Saltah is Yemen's national dish, a layered stew built on a long-simmered lamb and vegetable maraq, crowned with a frothy fenugreek foam called hilbeh and finished with a sharp green chili-tomato sahawiq. Every component is added just before serving so the hot broth meets the cool sauce and airy foam at the table. The result is deeply savory, herbaceous, and bright all at once.
Prep Time30 mins
Cook Time90 mins
Total Time120 mins
Servings4
Yield4 hearty bowls
Nutrition Facts
Per serving (estimated)
- 585 kcalCalories
- 28 gFat
- 9 gSaturated Fat
- 36 gCarbs
- 7 gFiber
- 9 gSugar
- 44 gProtein
- 720 mgSodium
- 1180 mgPotassium
- 145 mgCalcium
- 6.5 mgIron
- 38 mgVitamin C
- 190 mcgVitamin A
Ingredients
For the lamb and vegetable stew (maraq)
- 2 lb bone-in lamb shoulder, cut into 2-inch pieces
- 1 large yellow onion, quartered
- 2 medium tomatoes, chopped
- 1 large russet potato, peeled and cubed
- 2 carrots, sliced into thick rounds
- 4 cloves garlic, smashed
- 1 1/2 tsp ground cumin
- 1 tsp ground coriander
- 1 1/2 tsp salt, plus more to taste
- 8 cups water
For the fenugreek foam (hilbeh)
- 1/3 cup whole fenugreek seeds, soaked overnight in cold water
- 1 small tomato, roughly chopped
- 1 small onion, chopped
- 2 cloves garlic
- 1/2 tsp ground cumin
- 1/2 tsp salt
- 1 cup cold water
For the green chili-tomato sauce (sahawiq)
- 2 medium green chilies (jalapeño or Anaheim), stemmed
- 1 small tomato, roughly chopped
- 1 small onion, chopped
- 1/4 cup fresh cilantro leaves
- 1 clove garlic
- 1/2 tsp ground cumin
- 1/2 tsp salt
- 1 tbsp water
For assembly and garnish
- 4 large eggs, lightly beaten
- 1 small tomato, finely diced
- 1/2 small red onion, finely chopped
- 1/4 cup fresh cilantro, chopped
- Warm flatbread, for serving
Directions
- Make the maraq: Combine lamb, onion, tomatoes, garlic, cumin, coriander, salt, and water in a large pot.
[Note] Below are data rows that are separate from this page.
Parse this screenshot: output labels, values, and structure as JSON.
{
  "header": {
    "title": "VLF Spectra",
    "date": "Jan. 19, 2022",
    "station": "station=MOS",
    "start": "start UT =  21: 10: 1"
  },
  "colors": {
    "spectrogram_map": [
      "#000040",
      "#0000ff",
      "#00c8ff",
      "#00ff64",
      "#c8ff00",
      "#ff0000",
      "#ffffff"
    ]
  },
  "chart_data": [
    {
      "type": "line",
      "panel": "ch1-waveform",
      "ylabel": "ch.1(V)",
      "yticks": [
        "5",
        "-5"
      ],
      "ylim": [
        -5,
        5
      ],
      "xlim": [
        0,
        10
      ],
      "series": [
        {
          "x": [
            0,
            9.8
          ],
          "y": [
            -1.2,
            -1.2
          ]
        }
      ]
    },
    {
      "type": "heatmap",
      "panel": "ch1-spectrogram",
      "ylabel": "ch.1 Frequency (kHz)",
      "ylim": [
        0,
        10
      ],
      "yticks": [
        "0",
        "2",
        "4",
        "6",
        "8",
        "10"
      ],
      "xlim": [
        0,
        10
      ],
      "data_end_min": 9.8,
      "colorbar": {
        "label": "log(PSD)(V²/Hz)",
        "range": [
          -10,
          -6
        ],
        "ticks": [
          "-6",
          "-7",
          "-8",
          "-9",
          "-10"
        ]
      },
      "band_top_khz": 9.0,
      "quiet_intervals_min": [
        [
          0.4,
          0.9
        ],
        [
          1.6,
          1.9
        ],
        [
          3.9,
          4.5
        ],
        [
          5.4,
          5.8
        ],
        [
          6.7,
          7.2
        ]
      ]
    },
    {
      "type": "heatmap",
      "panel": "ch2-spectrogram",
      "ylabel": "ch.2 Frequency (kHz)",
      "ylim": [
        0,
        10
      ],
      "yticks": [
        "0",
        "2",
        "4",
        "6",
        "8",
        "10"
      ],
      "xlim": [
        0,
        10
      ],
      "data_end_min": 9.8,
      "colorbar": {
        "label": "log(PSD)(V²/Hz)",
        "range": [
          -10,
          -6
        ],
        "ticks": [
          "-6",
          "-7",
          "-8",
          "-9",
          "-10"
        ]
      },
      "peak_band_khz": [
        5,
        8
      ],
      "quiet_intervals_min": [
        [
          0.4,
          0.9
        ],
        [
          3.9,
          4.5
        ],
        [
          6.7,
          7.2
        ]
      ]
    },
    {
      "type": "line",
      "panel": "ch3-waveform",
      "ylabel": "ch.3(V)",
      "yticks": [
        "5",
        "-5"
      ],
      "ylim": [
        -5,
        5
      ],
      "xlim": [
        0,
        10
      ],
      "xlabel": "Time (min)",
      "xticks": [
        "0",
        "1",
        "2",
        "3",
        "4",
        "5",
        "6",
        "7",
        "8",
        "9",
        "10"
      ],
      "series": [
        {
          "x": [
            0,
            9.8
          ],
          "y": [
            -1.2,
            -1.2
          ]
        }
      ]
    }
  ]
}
Bring to a boil, skim the foam, then reduce heat and simmer uncovered for 60 minutes until the lamb is tender.
- Add the potatoes and carrots to the pot and continue simmering for 20-25 minutes until the vegetables are soft but not falling apart. Remove the lamb pieces and shred the meat, returning it to the broth; discard the onion quarters. Taste and adjust salt.
- Prepare the hilbeh: Drain the soaked fenugreek and place it in a blender with the tomato, onion, garlic, cumin, salt, and 1 cup cold water. Blend on high for 2-3 minutes until the mixture becomes pale, frothy, and almost double in volume, with a thick foam on top.
- Make the sahawiq: Pulse the chilies, tomato, onion, cilantro, garlic, cumin, salt, and water in a blender until coarsely pureed with some texture remaining. Transfer to a small bowl.
- Heat a small nonstick skillet over medium heat and pour in the beaten eggs with a pinch of salt. Stir gently for 1-2 minutes until just set into soft curds, then remove from heat.
- Ladle the hot maraq into wide, shallow bowls, making sure each portion includes broth, meat, potatoes, and carrots.
- Spoon a generous layer of the fenugreek foam over each bowl, letting the airy bubbles sit on top of the broth. Add a spoonful of scrambled egg, then drizzle with the sahawiq.
- Finish each bowl with a scattering of diced fresh tomato, red onion, and cilantro, and serve immediately with warm flatbread on the side.
Cook’s Notes
- Fenugreek seeds must be soaked for at least 8 hours, or up to 24 hours, or they will not whip into a proper foam; do not skip this step.
- The hilbeh foam deflates within minutes, so blend it right before assembly and serve the bowls immediately after topping.
- For a leaner version, swap the lamb shoulder for 1 lb lamb neck bones plus 1 lb boneless stewing lamb.
- Adjust the sahawiq heat by leaving the chili seeds in for a sharper kick or removing them for a milder condiment.
- Sahawiq and hilbeh both keep refrigerated for up to 2 days; re-blend the hilbeh with a splash of cold water to bring the foam back.